Although her work examined the effects of
secondhand smoke on children in general, and was not specific to cars,
Davis says she did the driving experiment to emphasize the dangerously
high particle levels that can build up in small spaces where children
are so often confined.
Her Harvard connection also led Davis to her most recent field
study, and the reason for all that bright orange seagoing gear in her
office. Funded by a $200,000, two-year Maine Sea Grant, Davis has
teamed up with Ann Backus, director of outreach for the Harvard School
of Public Health, and the Maine Marine Patrol on a first-ever
assessment of the rate of safety compliance among Maine commercial
fishermen.
Although fishing is one of the most dangerous
occupations, Davis says there is currently no way of knowing how many
Maine fishermen are actually complying — and to what degree — with the
regulations intended to keep them safe. Her research will be used to
create an economic model of the cost of compliance, which can then
help industry regulators better understand the impact of imposing new
federal safety laws in the future.
Davis, the project's lead investigator, and Greg
Blackler, a Damariscotta lobsterman who is pursuing his master's
degree in economics at UMaine, began boarding vessels last November to
gather data from the fishermen themselves. Their goal for 2008 is to
board 300 vessels working in a variety of fisheries along the Maine
coast. The initial response from fishermen was encouraging; the
researchers were welcomed aboard each of the first 30 lobster boats
they encountered about 10 miles off Rockland.
Davis, Blackler and Backus, who is a member of the
Maine Commercial Fishing Safety Council, always begin by assuring
fishermen that the survey will not lead to citations, even if safety
violations are found. All information is anonymous, Davis says, and
neither the fishermen's names nor the identities of the boats are ever
recorded.
The survey is brief — less than 10 minutes — but
thorough. There are general questions concerning the fishermen's lives
and work history, as well as the lengthy list of safety equipment
they're required to carry, at their own expense, by the Commercial
Fishing Industry Vessel Safety Act of 1988. To avoid a fraudulent and
thereby worthless collection of data, the fishermen are asked not only
if they have, say, the correct number of life preservers or fire
extinguishers aboard, but if they might be kind enough to show them to
the researchers.
"Truckers and lobstermen are similar in some
ways," says Davis. "They both tend to be rough-and-ready, independent
people. There's a wide variety of types among fishermen. Some of them
are all about getting help regarding safety issues, and there are
those out there by themselves on rickety boats who worry that we're
going to catch them doing something wrong. But we assure them that
we're not out there to mess with them."
The Maine Marine Patrol, which transports the
researchers to the sampling sites, are grateful for the data, Davis
says.
"They're sincerely interested in safety, and would
like to know what things are really like on the water," she says.
"This has never been done before, in any state, and by the end we'll
have a broad, one-of-a-kind understanding of safety compliance.
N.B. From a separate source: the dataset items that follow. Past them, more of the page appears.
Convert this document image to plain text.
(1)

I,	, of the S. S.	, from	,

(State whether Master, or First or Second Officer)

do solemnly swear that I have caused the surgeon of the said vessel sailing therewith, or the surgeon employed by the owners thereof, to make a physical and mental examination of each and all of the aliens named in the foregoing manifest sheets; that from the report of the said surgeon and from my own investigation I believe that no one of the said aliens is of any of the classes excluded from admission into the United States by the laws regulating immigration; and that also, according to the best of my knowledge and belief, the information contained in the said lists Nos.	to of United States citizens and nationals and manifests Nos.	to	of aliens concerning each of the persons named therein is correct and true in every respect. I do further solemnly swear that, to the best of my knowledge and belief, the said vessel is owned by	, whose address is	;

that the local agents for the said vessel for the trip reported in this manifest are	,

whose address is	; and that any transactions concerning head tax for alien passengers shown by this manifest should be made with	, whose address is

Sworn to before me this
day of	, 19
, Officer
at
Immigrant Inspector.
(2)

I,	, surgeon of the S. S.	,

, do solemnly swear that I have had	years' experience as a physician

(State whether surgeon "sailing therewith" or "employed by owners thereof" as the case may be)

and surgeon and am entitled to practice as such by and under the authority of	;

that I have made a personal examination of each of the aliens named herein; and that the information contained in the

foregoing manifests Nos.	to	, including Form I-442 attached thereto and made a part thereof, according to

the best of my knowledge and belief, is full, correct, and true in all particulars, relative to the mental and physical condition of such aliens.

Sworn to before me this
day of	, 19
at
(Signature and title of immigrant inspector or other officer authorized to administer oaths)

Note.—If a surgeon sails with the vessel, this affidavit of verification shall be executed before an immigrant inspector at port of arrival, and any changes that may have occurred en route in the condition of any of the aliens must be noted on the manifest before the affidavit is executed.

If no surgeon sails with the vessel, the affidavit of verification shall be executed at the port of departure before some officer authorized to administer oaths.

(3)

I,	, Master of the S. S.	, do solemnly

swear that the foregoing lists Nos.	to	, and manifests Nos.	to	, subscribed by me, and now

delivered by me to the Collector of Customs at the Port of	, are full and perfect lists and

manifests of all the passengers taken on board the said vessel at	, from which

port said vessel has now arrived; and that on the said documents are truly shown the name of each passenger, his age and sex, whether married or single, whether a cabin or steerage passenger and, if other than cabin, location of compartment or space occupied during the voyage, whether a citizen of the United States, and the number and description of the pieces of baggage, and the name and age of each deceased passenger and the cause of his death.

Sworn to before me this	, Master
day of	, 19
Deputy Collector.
Maybe
we could use this information to develop safety-education programs.
And finding out which fishery or area of the coast is least compliant
can help the Marine Patrol to best use their resources."
Davis, a member of a National Academy of Sciences
panel studying air pollution issues, plans to focus her considerable
number-crunching skills — and that handy air particle monitor — on
wood smoke in Maine at some point.
"I really like getting out there and collecting my
own data whenever possible," she says. "It's exciting for me, and more
the kind of thing you'd see in the natural sciences."